L'émission d'odeurs organiques est, comme on peut s'y attendre, fortement amplifiée lorsqu'on utilise certaines qualités d'acide sulfurique d'attaque chargées en matières organiques, notamment les acides sulfuriques résiduaires (ci-après ASR) de la fabrication des lactames, acides dont l'utilisation pour la production des superphosphates est dictée par, au moins pour une raison économique d'importance, leur bas prix.

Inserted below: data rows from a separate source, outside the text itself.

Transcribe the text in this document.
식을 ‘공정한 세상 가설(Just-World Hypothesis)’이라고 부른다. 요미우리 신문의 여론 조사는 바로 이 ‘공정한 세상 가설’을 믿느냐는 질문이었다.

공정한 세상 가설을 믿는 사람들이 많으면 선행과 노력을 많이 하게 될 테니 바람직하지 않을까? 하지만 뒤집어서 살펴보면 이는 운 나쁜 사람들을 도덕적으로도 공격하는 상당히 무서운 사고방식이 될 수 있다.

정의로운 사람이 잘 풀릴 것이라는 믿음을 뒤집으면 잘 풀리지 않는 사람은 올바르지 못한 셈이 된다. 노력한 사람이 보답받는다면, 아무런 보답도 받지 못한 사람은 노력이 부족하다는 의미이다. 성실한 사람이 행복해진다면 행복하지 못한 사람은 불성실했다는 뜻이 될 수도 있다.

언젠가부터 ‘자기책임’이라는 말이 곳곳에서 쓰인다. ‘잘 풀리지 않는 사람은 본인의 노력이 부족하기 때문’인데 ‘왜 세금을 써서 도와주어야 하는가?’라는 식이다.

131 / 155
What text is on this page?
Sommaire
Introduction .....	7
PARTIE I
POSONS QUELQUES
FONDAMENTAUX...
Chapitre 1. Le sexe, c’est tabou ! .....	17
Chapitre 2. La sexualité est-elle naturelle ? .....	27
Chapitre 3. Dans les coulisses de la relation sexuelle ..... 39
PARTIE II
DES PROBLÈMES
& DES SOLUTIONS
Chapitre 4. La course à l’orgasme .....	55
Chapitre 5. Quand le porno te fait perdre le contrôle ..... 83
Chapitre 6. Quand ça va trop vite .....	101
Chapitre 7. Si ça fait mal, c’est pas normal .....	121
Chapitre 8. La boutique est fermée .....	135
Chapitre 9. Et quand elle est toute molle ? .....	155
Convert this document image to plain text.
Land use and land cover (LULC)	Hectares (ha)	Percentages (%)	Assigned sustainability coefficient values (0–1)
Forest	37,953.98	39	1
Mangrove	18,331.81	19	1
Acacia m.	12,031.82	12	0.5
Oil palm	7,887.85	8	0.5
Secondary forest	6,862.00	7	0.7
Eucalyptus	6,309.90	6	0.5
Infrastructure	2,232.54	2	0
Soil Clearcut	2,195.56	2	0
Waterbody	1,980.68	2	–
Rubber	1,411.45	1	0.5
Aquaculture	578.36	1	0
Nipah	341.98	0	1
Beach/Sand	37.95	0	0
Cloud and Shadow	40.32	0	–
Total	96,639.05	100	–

Il est illusoire de vouloir épurer des ASR en vue d'en éliminer les composés générateurs d'odeurs organiques, sauf à recourir à la combustion totale de l'acide sulfurique telle que pratiquée dans le procédé dit RAS (Régénération d'Acide Sulfurique), et dans ce dernier cas il n'est même pas certain que l'utilisation d'un acide"propre"aurait pour conséquence l'absence d'émission de toute odeur organique.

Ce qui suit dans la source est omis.